Within seconds, there was nothing but darkness.





Chapter Twenty-Seven





Alex switched on the TV and turned up the sound. In the kitchen, she began to prepare herself a sandwich and a cup of tea, leaving both half-made when she heard the sound of Superintendent Blake’s voice coming from the living room. She went into the hallway and stood at the living room door, watching her colleague face the news crews and reporters as he prepared for the announcement recorded earlier that evening.

Harry still didn’t look well. The grey pallor of his skin blended with the grey at his temples and there was something missing from his eyes, some kind of lost spark that seemed to Alex an unspoken admission. Why had he come back to work so soon? Had he even wanted to come back at all?

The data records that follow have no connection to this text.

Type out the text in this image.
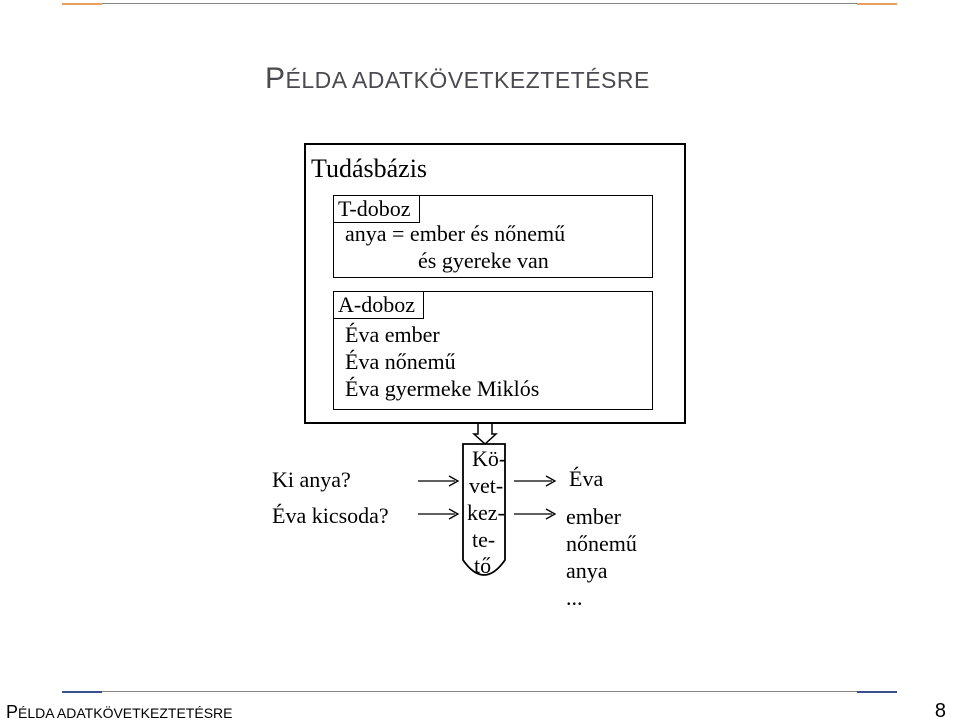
PÉLDA ADATKÖVETKEZTETÉSRE
Tudásbázis
T-doboz
anya = ember és nőnemű
és gyereke van
A-doboz
Éva ember
Éva nőnemű
Éva gyermeke Miklós
Ki anya?
Éva kicsoda?
Kö-
vet-
kez-
te-
tő
Éva
ember
nőnemű
anya
...
PÉLDA ADATKÖVETKEZTETÉSRE	8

There had been an air of detachment surrounding him these past weeks; a hopelessness that wouldn’t allow itself to go ignored. It shouldn’t have been so surprising or unexpected. Harry hadn’t returned under the most usual of circumstances. Besides that, he wasn’t the only person at the station whose attentions had seemed more than just a little diverted.

Alex’s thoughts drifted involuntarily to Chloe. She glanced back through to the kitchen, to the oversized clock hanging on the wall to the side of the sink. It was just gone ten thirty. Whatever Chloe was doing at that moment, Alex hoped it wasn’t something reckless.

‘We are currently investigating the murder of local woman Lola Evans, as well as the disappearance of another young woman.’ Superintendent Blake addressed the camera with a solemn expression fixed upon his face. ‘Miss Evans was from Rhydyfelin and her body was recovered from the River Taff at Bute Park on Tuesday morning. She was last seen on Saturday, the ninth of January in Cardiff. Another young woman, Sarah Taylor, is currently missing. We have no reason at this time to believe the two cases are in any way connected, although we are keen to make contact with Miss Taylor as soon as possible. While I’m unable to give any further details about either investigation at this time, I would ask anyone with any information regarding either of these two young women to please come forward and speak with police. As in any other circumstances, we ask everyone to take sensible precautions when in the city, particularly during the evenings and at night.’

There followed the usual barrage of questions from the press, despite the fact that Harry had just made it clear he could give no further details. The camera panned back to the news reporter as an image of Sarah Taylor appeared on the bottom right hand of the screen. It was a photograph of her in a pastel pink bridesmaid’s dress, taken at her sister’s wedding. She was smiling, her eyes focused on something or someone to the side of the camera and her face caught by a ray of sunshine that made her squint.

Alex turned off the television as the newsreader moved to the next story. Harry was taking precautions by advising people to remain vigilant, but they didn’t believe that Lola had been taken at random. If it had been a mugging or a sexually motivated attack, her injuries would have been more frenzied and less methodical.

And Sarah Taylor could be anywhere. She might have visited a friend, stayed out and got so drunk she’d ended up somewhere she hadn’t planned; there was no reason to believe she was in any danger.

She went back to the kitchen and to her task of making tea. The file she had left on the kitchen table still lay opened, its front page waiting to be turned. She felt a surge of guilt. She had made a promise to Harry and she had broken it. She had known that if she didn’t, it was likely Chloe would get there first.

Alex finished making the sandwich she’d been midway through preparing when she’d heard the superintendent’s voice coming from the living room. At the table, she pulled the file closer to her.

Post-mortem Report: Emily Phillips

A 16-year-old female was found deceased secondary to what was claimed to be a staged suicide in the family home. The body displayed signs of primary flaccidity. Attempts at resuscitation had been made.